The timeline for each of South Forsyth’s six senior athletes who signed scholarships Wednesday varied.
Elena Zang knew as a sophomore she wanted to play soccer at Alabama.
Griffin Landrum decided just a few weeks ago he’d play football at the Air Force Academy.
Regardless, their recruiting journeys all ended on National Signing Day, where their verbal commitments became binding in front of a crowded room at South’s Performing Arts Center.
“Honestly, it’s surreal,” Zang said. “I’ve seen it happen to other people, but I’ve never really experienced what it feels like. I was nervous at first, but then just overwhelmed with joy.”
“It’s a lot of years of hard work paying off,” Landrum said.

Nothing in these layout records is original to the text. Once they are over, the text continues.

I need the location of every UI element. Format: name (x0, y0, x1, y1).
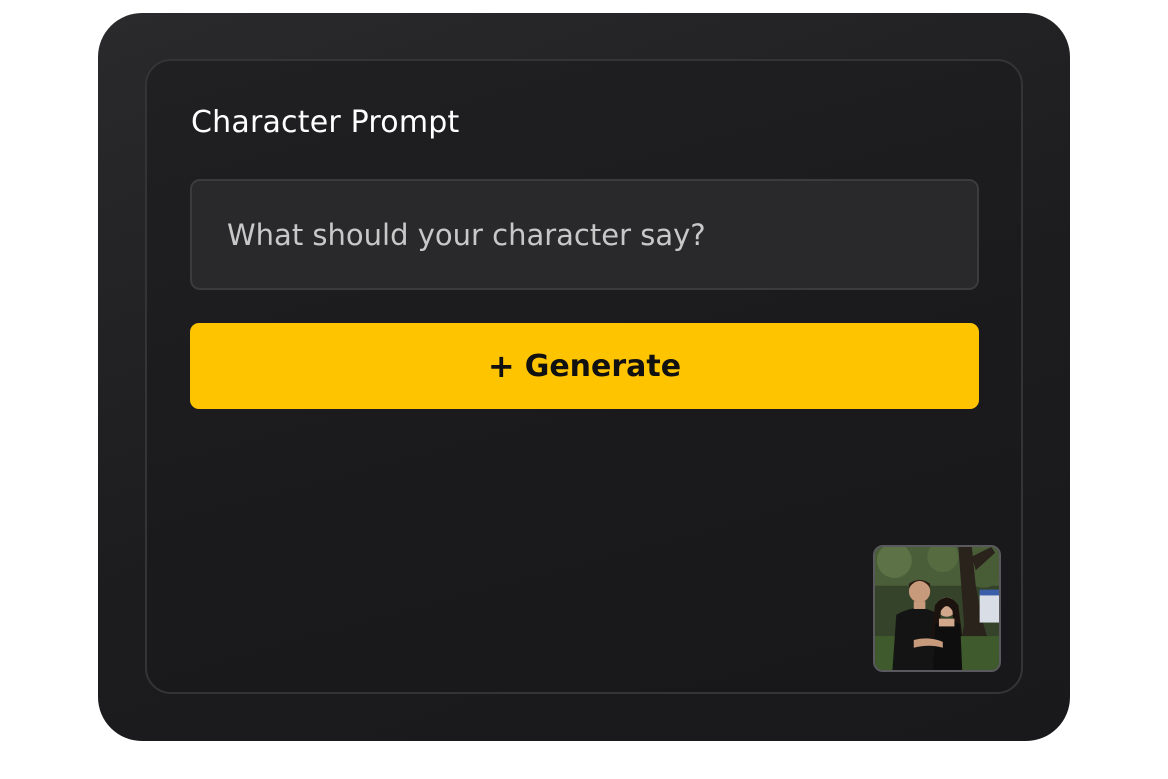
panel-title: Character Prompt (191, 105, 460, 140)
character-photo-thumbnail[interactable] (873, 545, 1001, 672)
character-prompt-panel: Character Prompt + Generate (145, 59, 1023, 694)
generate-button[interactable]: + Generate (190, 323, 979, 409)
generate-button-label: Generate (524, 348, 682, 384)
character-prompt-input[interactable] (190, 179, 979, 290)
character-card: Character Prompt + Generate (98, 13, 1070, 741)
photo-image (875, 547, 999, 670)
plus-icon: + (487, 347, 515, 385)
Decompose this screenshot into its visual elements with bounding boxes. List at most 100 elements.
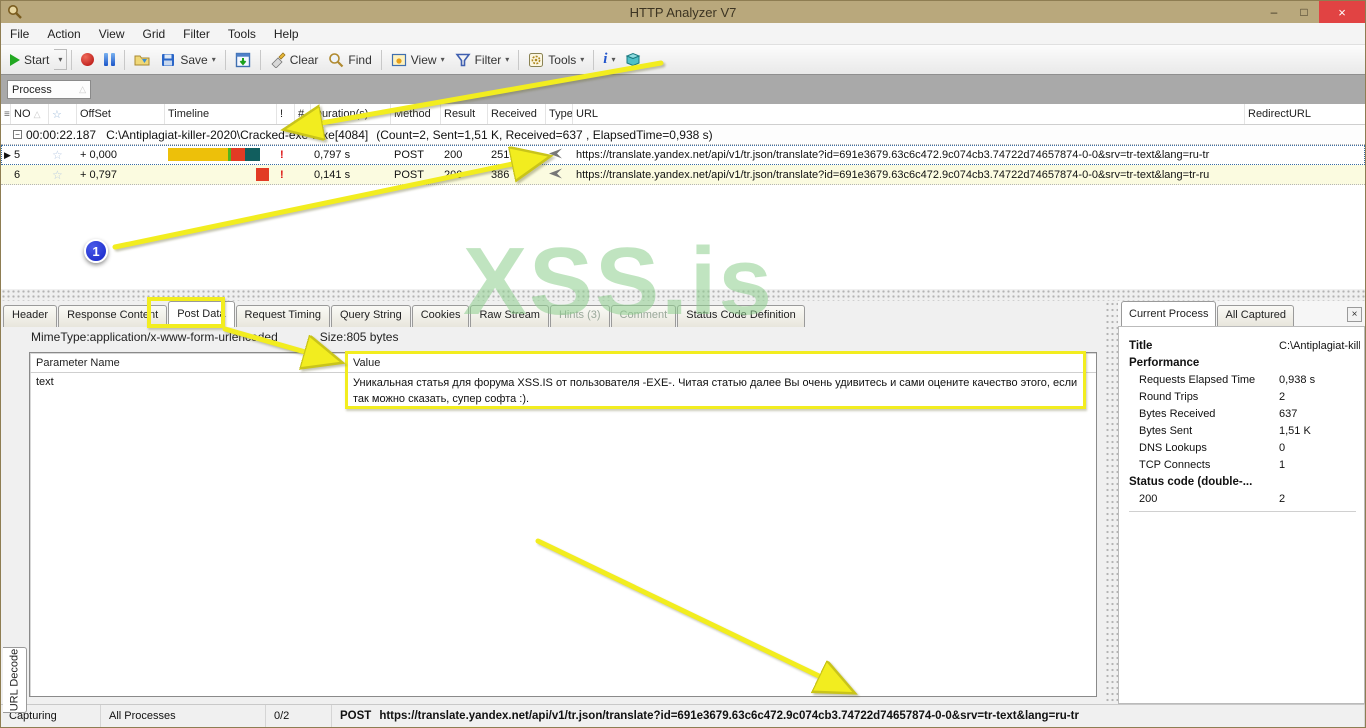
param-value-cell: Уникальная статья для форума XSS.IS от п… — [353, 377, 1078, 405]
help-button[interactable] — [620, 49, 646, 71]
detail-tabs: Header Response Content Post Data Reques… — [3, 301, 1105, 327]
tab-comment[interactable]: Comment — [610, 305, 677, 327]
request-row-6[interactable]: 6 ☆ + 0,797 ! 0,141 s POST 200 386 https… — [1, 165, 1365, 185]
tab-raw-stream[interactable]: Raw Stream — [470, 305, 549, 327]
tab-post-data[interactable]: Post Data — [168, 301, 235, 327]
tab-query-string[interactable]: Query String — [330, 305, 411, 327]
timeline-bar — [168, 168, 274, 181]
play-icon — [10, 53, 20, 66]
toolbar: Start ▾ Save ▾ Clear Find View ▾ Filter … — [1, 45, 1365, 74]
menu-tools[interactable]: Tools — [219, 25, 265, 43]
tab-current-process[interactable]: Current Process — [1121, 301, 1217, 326]
close-button[interactable]: × — [1319, 1, 1365, 23]
progress-counter: 0/2 — [266, 705, 332, 727]
start-dropdown[interactable]: ▾ — [54, 49, 68, 70]
vertical-splitter[interactable] — [1105, 301, 1118, 704]
col-received[interactable]: Received — [488, 104, 546, 124]
pause-button[interactable] — [99, 50, 120, 69]
find-magnifier-icon — [329, 52, 344, 67]
restore-button[interactable]: □ — [1289, 1, 1319, 23]
stop-button[interactable] — [76, 50, 99, 69]
open-button[interactable] — [129, 49, 155, 71]
group-by-strip: Process △ — [1, 74, 1365, 104]
tab-header[interactable]: Header — [3, 305, 58, 327]
clear-button[interactable]: Clear — [265, 49, 324, 71]
view-menu-button[interactable]: View ▾ — [386, 49, 450, 71]
tab-response-content[interactable]: Response Content — [58, 305, 168, 327]
window-title: HTTP Analyzer V7 — [629, 4, 737, 20]
menu-file[interactable]: File — [1, 25, 38, 43]
title-bar: HTTP Analyzer V7 – □ × — [1, 1, 1365, 23]
menu-view[interactable]: View — [90, 25, 134, 43]
tab-status-code-definition[interactable]: Status Code Definition — [677, 305, 805, 327]
tab-cookies[interactable]: Cookies — [411, 305, 470, 327]
help-book-icon — [626, 52, 641, 66]
error-bang-icon: ! — [280, 148, 284, 161]
value-column[interactable]: Value — [347, 357, 1096, 369]
info-icon: i — [603, 51, 608, 67]
title-label: Title — [1129, 339, 1153, 352]
side-tab-url-decode[interactable]: URL Decode — [3, 647, 27, 713]
clear-eraser-icon — [271, 51, 286, 68]
menu-filter[interactable]: Filter — [174, 25, 219, 43]
row-pointer-icon: ▶ — [4, 149, 11, 160]
capture-window-button[interactable] — [230, 49, 256, 71]
sort-asc-icon: △ — [33, 108, 41, 119]
col-result[interactable]: Result — [441, 104, 488, 124]
detail-panel: Header Response Content Post Data Reques… — [1, 301, 1105, 704]
panel-close-button[interactable]: × — [1347, 307, 1362, 322]
param-name-cell: text — [36, 376, 54, 388]
title-value: C:\Antiplagiat-kille... — [1279, 339, 1360, 352]
save-dropdown[interactable]: ▾ — [212, 55, 216, 64]
col-url[interactable]: URL — [573, 104, 1245, 124]
request-grid: − 00:00:22.187 C:\Antiplagiat-killer-202… — [1, 125, 1365, 289]
find-button[interactable]: Find — [323, 49, 376, 71]
view-window-icon — [391, 53, 406, 66]
grid-header: ≡ NO △ ☆ OffSet Timeline ! # Duration(s)… — [1, 104, 1365, 125]
col-bang[interactable]: ! — [277, 104, 295, 124]
group-by-process-chip[interactable]: Process △ — [7, 80, 91, 99]
status-code-header: Status code (double-... — [1129, 475, 1253, 488]
col-timeline[interactable]: Timeline — [165, 104, 277, 124]
param-name-column[interactable]: Parameter Name — [30, 353, 347, 372]
col-hash[interactable]: # — [295, 104, 311, 124]
col-type[interactable]: Type — [546, 104, 573, 124]
request-url: https://translate.yandex.net/api/v1/tr.j… — [576, 148, 1210, 161]
collapse-icon[interactable]: − — [13, 130, 22, 139]
col-no[interactable]: NO △ — [11, 104, 49, 124]
save-button[interactable]: Save ▾ — [155, 49, 220, 71]
star-icon: ☆ — [52, 167, 63, 182]
request-method: POST — [340, 710, 372, 722]
request-url: https://translate.yandex.net/api/v1/tr.j… — [379, 710, 1079, 722]
tab-all-captured[interactable]: All Captured — [1217, 305, 1295, 326]
timeline-bar — [168, 148, 274, 161]
app-icon — [8, 5, 22, 19]
minimize-button[interactable]: – — [1259, 1, 1289, 23]
start-button[interactable]: Start — [5, 50, 54, 70]
mime-info-line: MimeType:application/x-www-form-urlencod… — [31, 330, 440, 344]
performance-header: Performance — [1129, 356, 1200, 369]
tools-menu-button[interactable]: Tools ▾ — [523, 49, 589, 71]
process-group-row[interactable]: − 00:00:22.187 C:\Antiplagiat-killer-202… — [1, 125, 1365, 145]
request-row-5[interactable]: ▶ 5 ☆ + 0,000 ! 0,797 s POST 200 251 htt… — [1, 145, 1365, 165]
col-method[interactable]: Method — [391, 104, 441, 124]
open-folder-icon — [134, 55, 150, 65]
info-menu-button[interactable]: i ▾ — [598, 48, 620, 71]
tab-hints[interactable]: Hints (3) — [549, 305, 610, 327]
horizontal-splitter[interactable] — [1, 289, 1365, 301]
col-star[interactable]: ☆ — [49, 104, 77, 124]
menu-action[interactable]: Action — [38, 25, 89, 43]
col-offset[interactable]: OffSet — [77, 104, 165, 124]
mime-type-label: MimeType:application/x-www-form-urlencod… — [31, 330, 278, 344]
tab-request-timing[interactable]: Request Timing — [235, 305, 330, 327]
menu-help[interactable]: Help — [265, 25, 308, 43]
col-redirect-url[interactable]: RedirectURL — [1245, 104, 1365, 124]
menu-bar: File Action View Grid Filter Tools Help — [1, 23, 1365, 45]
sort-asc-icon: △ — [79, 84, 86, 94]
filter-menu-button[interactable]: Filter ▾ — [450, 49, 515, 71]
col-duration[interactable]: Duration(s) — [311, 104, 391, 124]
post-data-box: Parameter Name Value text Уникальная ста… — [29, 352, 1097, 697]
request-url: https://translate.yandex.net/api/v1/tr.j… — [576, 168, 1210, 181]
post-data-row[interactable]: text Уникальная статья для форума XSS.IS… — [30, 373, 1096, 411]
menu-grid[interactable]: Grid — [134, 25, 175, 43]
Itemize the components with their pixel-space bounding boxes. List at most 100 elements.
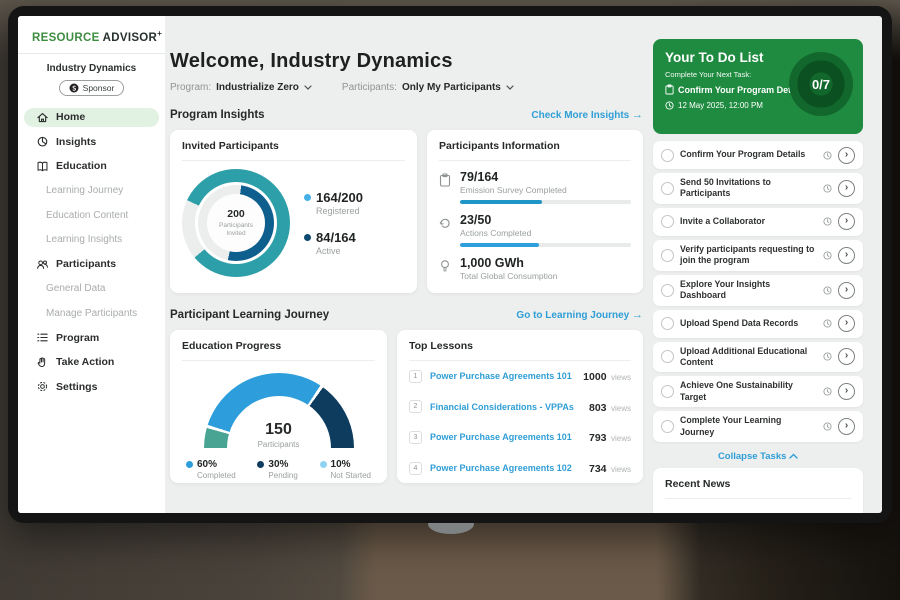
task-checkbox[interactable] (661, 317, 674, 330)
donut-center-value: 200 (227, 208, 245, 220)
sidebar-item-program[interactable]: Program (24, 328, 159, 347)
lesson-link[interactable]: Financial Considerations - VPPAs (430, 402, 581, 412)
task-go-button[interactable]: › (838, 383, 855, 400)
recent-news-card: Recent News (653, 468, 863, 513)
sidebar-item-take-action[interactable]: Take Action (24, 353, 159, 372)
go-to-learning-journey-link[interactable]: Go to Learning Journey → (516, 309, 643, 321)
info-progress-fill (460, 200, 542, 204)
stat-emission-survey: 79/164 Emission Survey Completed (439, 170, 631, 204)
sidebar-item-participants[interactable]: Participants (24, 255, 159, 274)
program-dropdown[interactable]: Program: Industrialize Zero (170, 82, 312, 93)
emission-progress-bar (460, 200, 631, 204)
sponsor-label: Sponsor (83, 83, 115, 93)
clock-icon (823, 422, 832, 431)
lesson-link[interactable]: Power Purchase Agreements 101 (430, 432, 581, 442)
gauge-center-value: 150 (204, 422, 354, 438)
task-item[interactable]: Invite a Collaborator › (653, 208, 863, 236)
task-item[interactable]: Verify participants requesting to join t… (653, 240, 863, 271)
take-action-icon (36, 356, 49, 369)
info-progress-fill (460, 243, 539, 247)
task-item[interactable]: Upload Additional Educational Content › (653, 342, 863, 373)
sponsor-badge[interactable]: Sponsor (59, 80, 125, 96)
card-title: Top Lessons (409, 330, 631, 361)
lesson-row: 3 Power Purchase Agreements 101 793 view… (409, 422, 631, 453)
task-go-button[interactable]: › (838, 418, 855, 435)
clock-icon (665, 101, 674, 110)
task-checkbox[interactable] (661, 385, 674, 398)
org-name: Industry Dynamics (24, 63, 159, 74)
task-checkbox[interactable] (661, 249, 674, 262)
invited-participants-card: Invited Participants 200 Participants In… (170, 130, 417, 293)
legend-pending: 30% Pending (257, 459, 297, 480)
task-go-button[interactable]: › (838, 247, 855, 264)
sidebar-item-settings[interactable]: Settings (24, 377, 159, 396)
task-go-button[interactable]: › (838, 315, 855, 332)
app-logo: RESOURCE ADVISOR+ (24, 29, 159, 44)
task-checkbox[interactable] (661, 420, 674, 433)
stat-actions: 23/50 Actions Completed (439, 213, 631, 247)
participants-dropdown[interactable]: Participants: Only My Participants (342, 82, 514, 93)
todo-progress-ring: 0/7 (789, 52, 853, 116)
collapse-tasks-link[interactable]: Collapse Tasks (653, 451, 863, 462)
task-list: Confirm Your Program Details › Send 50 I… (653, 141, 863, 442)
legend-completed: 60% Completed (186, 459, 236, 480)
sidebar: RESOURCE ADVISOR+ Industry Dynamics Spon… (18, 16, 165, 513)
task-go-button[interactable]: › (838, 282, 855, 299)
clock-icon (823, 217, 832, 226)
sidebar-item-home[interactable]: Home (24, 108, 159, 127)
home-icon (36, 111, 49, 124)
task-go-button[interactable]: › (838, 147, 855, 164)
recent-news-title: Recent News (665, 478, 851, 499)
education-gauge-chart: 150 Participants (204, 373, 354, 449)
check-more-insights-link[interactable]: Check More Insights → (531, 109, 643, 121)
chevron-down-icon (304, 85, 312, 90)
program-insights-title: Program Insights (170, 109, 265, 121)
sidebar-item-manage-participants[interactable]: Manage Participants (24, 304, 159, 323)
task-item[interactable]: Upload Spend Data Records › (653, 310, 863, 338)
task-checkbox[interactable] (661, 350, 674, 363)
task-go-button[interactable]: › (838, 348, 855, 365)
education-progress-card: Education Progress 150 Participants 60% … (170, 330, 387, 483)
sidebar-item-education[interactable]: Education (24, 157, 159, 176)
sidebar-item-insights[interactable]: Insights (24, 132, 159, 151)
sidebar-item-learning-insights[interactable]: Learning Insights (24, 230, 159, 249)
gauge-legend: 60% Completed 30% Pending 10% Not Starte… (182, 459, 375, 480)
sidebar-item-education-content[interactable]: Education Content (24, 206, 159, 225)
task-item[interactable]: Confirm Your Program Details › (653, 141, 863, 169)
task-go-button[interactable]: › (838, 213, 855, 230)
main-content: Welcome, Industry Dynamics Program: Indu… (165, 16, 653, 513)
arrow-right-icon: → (632, 309, 643, 321)
insights-icon (36, 135, 49, 148)
clock-icon (823, 286, 832, 295)
consumption-icon (439, 259, 451, 273)
donut-center-label: Participants Invited (214, 222, 258, 239)
rank-badge: 1 (409, 370, 422, 383)
sidebar-item-general-data[interactable]: General Data (24, 279, 159, 298)
rank-badge: 4 (409, 462, 422, 475)
lesson-row: 1 Power Purchase Agreements 101 1000 vie… (409, 361, 631, 392)
task-item[interactable]: Complete Your Learning Journey › (653, 411, 863, 442)
task-item[interactable]: Achieve One Sustainability Target › (653, 376, 863, 407)
task-checkbox[interactable] (661, 284, 674, 297)
lesson-link[interactable]: Power Purchase Agreements 101 (430, 371, 575, 381)
lesson-row: 4 Power Purchase Agreements 102 734 view… (409, 453, 631, 483)
sidebar-nav: Home Insights Education Learning Journey… (24, 108, 159, 402)
clock-icon (823, 352, 832, 361)
task-go-button[interactable]: › (838, 180, 855, 197)
arrow-right-icon: → (632, 109, 643, 121)
legend-registered: 164/200 Registered (304, 190, 363, 216)
lesson-link[interactable]: Power Purchase Agreements 102 (430, 463, 581, 473)
task-item[interactable]: Explore Your Insights Dashboard › (653, 275, 863, 306)
task-checkbox[interactable] (661, 182, 674, 195)
rank-badge: 2 (409, 400, 422, 413)
actions-progress-bar (460, 243, 631, 247)
filters-row: Program: Industrialize Zero Participants… (170, 82, 643, 93)
task-checkbox[interactable] (661, 215, 674, 228)
dashboard-screen: RESOURCE ADVISOR+ Industry Dynamics Spon… (18, 16, 882, 513)
task-item[interactable]: Send 50 Invitations to Participants › (653, 173, 863, 204)
sidebar-item-learning-journey[interactable]: Learning Journey (24, 181, 159, 200)
task-checkbox[interactable] (661, 149, 674, 162)
todo-header-card: Your To Do List Complete Your Next Task:… (653, 39, 863, 134)
card-title: Education Progress (182, 330, 375, 361)
survey-icon (439, 173, 451, 187)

Indeed, the hard work paid off for Landrum, Zang, girls’ soccer players Hannah Goudy (Georgia) and Abby Nearing (Georgia College and State University), football player Dante Arnold (Guilford College) and girls’ basketball player Shelby Threlkeld (Coast Guard Academy).
They each came to this moment in their own ways.
For Zang, it started the summer before her sophomore year when she committed to the Crimson Tide.
And then she had to wait. Through whatever college athletics can offer – coaching changes, etc. – Zang remained firm in her commitment to Alabama.
“I was just anxious for the time,” Zang said. “I just knew I had to keep working hard and not slack off. Just to finally have this opportunity is really amazing.”
Goudy had begun the recruiting process as a sophomore, too. Then, the goalkeeper was focused on smaller Division I schools until her junior season.
Gradually, a flurry of ACC and SEC schools contacted her, and she was thrust into the high-stakes world of college recruiting.
“It’s been so crazy,” Goudy said. “The recruiting process is stressful. To finally get it over with and be signed, it’s a great feeling.”
Goudy embraced the day. She ordered her older brother, Dylan, a former South soccer player who attends Georgia Tech, to leave his Yellow Jackets apparel home.
That, according to the laws of siblings, was merely an invitation.
“Luckily he brought a red shirt so he could change,” Goudy said.
Landrum was first offered by Air Force in the spring of his junior year. He remained uncommitted through this past summer and fall, when he led South’s offensive line that paved the way for running back Tyler LaFlamme’s breakout season and trip to the Class AAAAAA playoffs.
He finally committed Jan. 20, a few days after he and Falcons head coach Troy Calhoun were on the same plane headed back to Atlanta from Colorado Springs, Colo.
“My grandpa said if I’m going to join the Air Force I’ve got to go all out and be a general,” Landrum said.
Like the other athletes Wednesday, Landrum endured the deluge of photos with coaches and family and friends.
For the 6-foot-3, 285-pounder, it was a small price to pay.
“I’m not a fan of pictures,” Landrum said. “I didn’t get much sleep last night either. But it’s awesome. A lot of people told me how great this is. This is crazy.”